Tommy Jeter

No. 98, 97
- Position:: Defensive tackle

Personal information
- Born:: September 20, 1969 (age 55) Nacogdoches, Texas, U.S.
- Height:: 6 ft 5 in (1.96 m)
- Weight:: 285 lb (129 kg)

Career information
- High school:: Deer Park (TX)
- College:: Texas
- NFL draft:: 1992: 3rd round, 75th pick

Career history
- Philadelphia Eagles (1992–1995); Carolina Panthers (1996);

Career highlights and awards
- Second-team All-SWC (1991);

Career NFL statistics
- Tackles:: 17
- Sacks:: 1
- Forced fumble:: 1
- Stats at Pro Football Reference

= Tommy Jeter =

American football player (born 1969)

Thomas Melvin Jeter (born September 20, 1969) is an American former professional football player who was a defensive tackle for five seasons in the National Football League (NFL). He played for the Philadelphia Eagles from 1992 to 1995 and for the Carolina Panthers in 1996. He was selected by the Eagles in the third round of the 1992 NFL draft. He played college football for the Texas Longhorns.

==Professional career==

===Philadelphia Eagles===
Jeter was selected by the Philadelphia Eagles in the third round (75th overall) of the 1992 NFL draft.
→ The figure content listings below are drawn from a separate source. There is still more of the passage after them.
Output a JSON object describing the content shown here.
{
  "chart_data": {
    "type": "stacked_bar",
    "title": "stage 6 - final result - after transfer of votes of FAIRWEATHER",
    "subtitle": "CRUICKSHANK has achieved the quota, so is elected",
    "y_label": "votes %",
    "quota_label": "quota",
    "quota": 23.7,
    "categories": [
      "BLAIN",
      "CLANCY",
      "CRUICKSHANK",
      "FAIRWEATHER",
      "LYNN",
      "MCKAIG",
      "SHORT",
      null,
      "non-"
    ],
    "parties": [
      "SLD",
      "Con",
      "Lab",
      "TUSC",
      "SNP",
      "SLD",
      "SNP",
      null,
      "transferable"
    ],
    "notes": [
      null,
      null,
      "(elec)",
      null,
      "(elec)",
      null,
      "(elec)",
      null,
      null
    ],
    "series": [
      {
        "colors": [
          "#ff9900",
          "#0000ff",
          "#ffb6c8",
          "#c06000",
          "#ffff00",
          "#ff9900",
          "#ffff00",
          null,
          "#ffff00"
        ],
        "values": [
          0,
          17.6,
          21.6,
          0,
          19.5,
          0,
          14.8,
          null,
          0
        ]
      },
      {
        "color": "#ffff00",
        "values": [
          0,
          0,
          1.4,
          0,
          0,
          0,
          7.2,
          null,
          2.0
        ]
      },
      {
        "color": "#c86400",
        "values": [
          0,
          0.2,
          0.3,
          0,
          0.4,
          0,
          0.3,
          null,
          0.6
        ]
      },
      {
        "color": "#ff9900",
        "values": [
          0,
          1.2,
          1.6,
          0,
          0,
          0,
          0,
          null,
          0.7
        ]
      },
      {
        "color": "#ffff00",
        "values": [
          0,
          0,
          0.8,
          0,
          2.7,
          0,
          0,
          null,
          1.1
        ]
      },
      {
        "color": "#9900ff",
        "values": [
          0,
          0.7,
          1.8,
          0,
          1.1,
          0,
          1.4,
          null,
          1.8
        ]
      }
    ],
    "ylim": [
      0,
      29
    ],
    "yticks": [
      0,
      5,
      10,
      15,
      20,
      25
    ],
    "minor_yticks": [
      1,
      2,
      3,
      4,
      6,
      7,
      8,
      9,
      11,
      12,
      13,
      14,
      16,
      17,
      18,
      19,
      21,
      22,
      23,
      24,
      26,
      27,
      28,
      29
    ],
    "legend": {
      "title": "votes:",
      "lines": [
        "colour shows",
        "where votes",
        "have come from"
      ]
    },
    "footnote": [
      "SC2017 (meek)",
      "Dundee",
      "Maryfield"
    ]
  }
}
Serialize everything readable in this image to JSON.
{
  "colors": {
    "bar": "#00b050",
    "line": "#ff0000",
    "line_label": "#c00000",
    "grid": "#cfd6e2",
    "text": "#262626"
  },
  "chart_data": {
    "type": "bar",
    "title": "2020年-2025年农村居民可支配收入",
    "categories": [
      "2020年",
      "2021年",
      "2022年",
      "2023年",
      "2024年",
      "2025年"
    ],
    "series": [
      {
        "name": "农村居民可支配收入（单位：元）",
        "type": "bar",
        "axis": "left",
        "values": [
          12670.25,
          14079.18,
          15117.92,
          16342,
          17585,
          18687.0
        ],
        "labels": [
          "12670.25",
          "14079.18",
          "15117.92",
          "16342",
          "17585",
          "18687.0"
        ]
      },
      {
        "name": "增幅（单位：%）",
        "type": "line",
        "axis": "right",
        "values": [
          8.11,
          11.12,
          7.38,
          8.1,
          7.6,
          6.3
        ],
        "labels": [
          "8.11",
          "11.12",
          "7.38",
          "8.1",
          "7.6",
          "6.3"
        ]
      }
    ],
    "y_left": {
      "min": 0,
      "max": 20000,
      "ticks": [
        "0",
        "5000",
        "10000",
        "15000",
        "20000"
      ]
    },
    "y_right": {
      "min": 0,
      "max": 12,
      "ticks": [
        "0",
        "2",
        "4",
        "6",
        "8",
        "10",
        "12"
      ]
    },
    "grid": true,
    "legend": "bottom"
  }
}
He signed a three-year contract with the team on July 7, 1992. Per Pro Football Reference, he accumulated sixteen combined tackles, at least three solo tackles, one sack, and one forced fumble over 36 games played (15 games in 1992, 7 games in 1993, and 14 games in 1994).

===Carolina Panthers===
Jeter played in one game for the Carolina Panthers in 1996, recording one tackle.